Monday, February 15, 2010

Year of the tiger

I did my first story for the Columbia Missourian on the celebration of the Chinese new year at Jesse Auditorium. The assignment was to accompany the reporter that was writing a story on the event and get audio/photos that would add to her story. As with most reporting projects at this point in my career my thought process started with evaluating my strengths and weaknesses and how they would affect the story. The best way to explain this is to do it in categories.

Audio: Audio is still a bit of a mystery to me. It is probably my favorite medium and if I had been born 50 years ago it would most definitely be my primary focus. To be completely honest here, on this project i focused primarily on getting good photos and let whatever audio I got accompany them. As I’m writing this it occurs to me that i should find some time to focus some attention on creating a good audio story. Perhaps the best way would to go to an event that has audio/visual components and try to create a story that exclusively uses audio to describe it. In the end, I spent a lot of time getting photos together and quickly threw together some audio for this. Probably not the best strategy, but you can only take on so much at once.

Photo: This part of this assignment was the most interesting to me. I don’t know if this is unique to me, but I feel like a still camera to a journalist is as necessary as a notebook and pen. I carry my camera with me to every story I do whether it be a photo gallery or exclusively video. You can’t properly document an event without taking notes and to the same degree I think you cannot document it without still images.

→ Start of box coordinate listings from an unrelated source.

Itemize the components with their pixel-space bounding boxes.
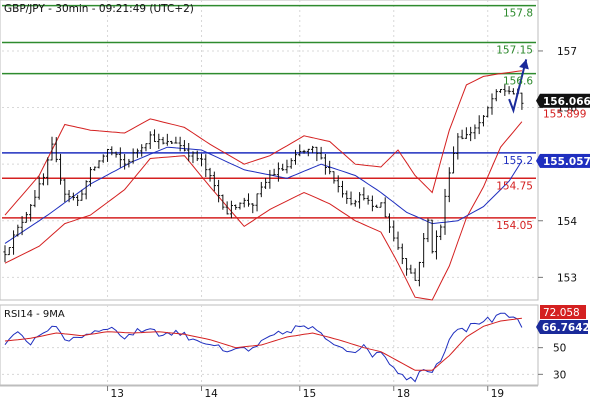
price-grid bbox=[2, 0, 536, 300]
projection-path bbox=[508, 59, 528, 114]
moving-average bbox=[4, 146, 523, 244]
rsi-value-badge bbox=[540, 320, 588, 334]
rsi-lines bbox=[4, 312, 523, 383]
price-bars bbox=[3, 84, 524, 287]
price-tick-label: 157 bbox=[557, 46, 577, 58]
level-label: 155.2 bbox=[503, 155, 533, 167]
day-label: 14 bbox=[205, 388, 219, 400]
level-label: 154.05 bbox=[496, 220, 533, 232]
price-panel: 157.8 157.15 156.6 155.2 154.75 154.05 GBP/JP… bbox=[0, 0, 539, 301]
day-label: 19 bbox=[491, 388, 504, 400]
projection-arrowhead bbox=[519, 59, 529, 70]
ma-value-label: 155.057 bbox=[543, 156, 590, 168]
day-label: 13 bbox=[111, 388, 124, 400]
time-axis: 13 14 15 18 19 bbox=[0, 385, 538, 400]
ma-value-badge bbox=[540, 153, 590, 168]
rsi-value: 66.7642 bbox=[542, 322, 590, 334]
rsi-axis: 30 50 72.058 66.7642 bbox=[536, 305, 590, 381]
day-label: 15 bbox=[303, 388, 316, 400]
level-labels: 157.8 157.15 156.6 155.2 154.75 154.05 bbox=[496, 8, 533, 232]
reference-price-label: 155.899 bbox=[543, 108, 586, 120]
last-price-badge bbox=[540, 93, 590, 108]
rsi-value-pointer bbox=[536, 320, 540, 334]
rsi-grid bbox=[2, 305, 536, 385]
price-tick-label: 153 bbox=[557, 272, 577, 284]
rsi-tick-label: 30 bbox=[553, 369, 566, 381]
day-label: 18 bbox=[397, 388, 410, 400]
rsi-panel: RSI14 - 9MA bbox=[0, 304, 539, 386]
rsi-title: RSI14 - 9MA bbox=[4, 309, 65, 320]
level-label: 154.75 bbox=[496, 180, 533, 192]
ma-value-pointer bbox=[536, 153, 540, 168]
level-label: 156.6 bbox=[503, 76, 533, 88]
rsi-tick-label: 50 bbox=[553, 343, 566, 355]
rsi-ma-badge bbox=[540, 305, 586, 319]
last-price-label: 156.066 bbox=[543, 96, 590, 108]
level-label: 157.8 bbox=[503, 8, 533, 20]
support-resistance-levels bbox=[2, 4, 536, 219]
chart-title: GBP/JPY - 30min - 09:21:49 (UTC+2) bbox=[4, 3, 194, 15]
bollinger-bands bbox=[4, 70, 523, 301]
rsi-ma-value: 72.058 bbox=[543, 307, 580, 319]
price-tick-label: 154 bbox=[557, 216, 577, 228]
bollinger-upper bbox=[4, 70, 522, 216]
level-label: 157.15 bbox=[496, 44, 533, 56]
projection-arrow bbox=[508, 59, 529, 114]
rsi-series-9ma bbox=[4, 317, 522, 371]
last-price-pointer bbox=[536, 93, 540, 108]
bollinger-lower bbox=[4, 121, 523, 301]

I started the process of documenting this event by consulting one of my convergence professors. I had never shot a stage show in a dark auditorium before, and I knew enough about cameras to suspect that the lens I had would be little use in that setting. My professor confirmed my suspicion and suggested I rent a lens from the school that is quite a bit faster than the one I would have used otherwise. The lens I rented was an 80-200 so I thought I probably wouldn’t be getting any wide angle shots. I should note here that it was really cool to use a lens that can shoot at f 2.8 at 200mm. Taking closeups in the dark from that range is something that had never been possible for me. I shot with that lens and my own d200 camera right up to intermission. During the break I met up with the reporter doing the written story on the event and she asked me to get a shot of a girl she was interviewing in her traditional Chinese dress. I told her I would try and explained that with the equipment I had I would have to be across the room to get more than the center of her face. At this point she told me she had rented a camera from the school and said that I could use that. She then handed me a d700 with a 14-24mm f2.8 lens. She told me I should just hold onto it for the second half and take some shots with both cameras. If you know about cameras you can imagine how exciting this situation was to a guy wanting to get some photo chops on his first assignment. When the show was over I had taken over a thousand pics between the two cameras and was on a high comparable to a child’s after being put in charge on an FAO Schwarz.

I should probably apologize here for all the boring camera talk, but the experience warrants being documented if only for me.

Working with the reporter writing the piece was a really fun experience. After the show we sat together at the convergence desk in the Missourian newsroom for most of the night working on our pieces and taking time to help each other out when needed. She submitted her piece at around 4am and I finished mine a couple of hours later. In the end it ran on the front of the Missourian website for about 12 hours and made the top 30 stories for the paper for the week. All and all a very rewarding experience that reminded me of why I chose to come to journalism school at Mizzou.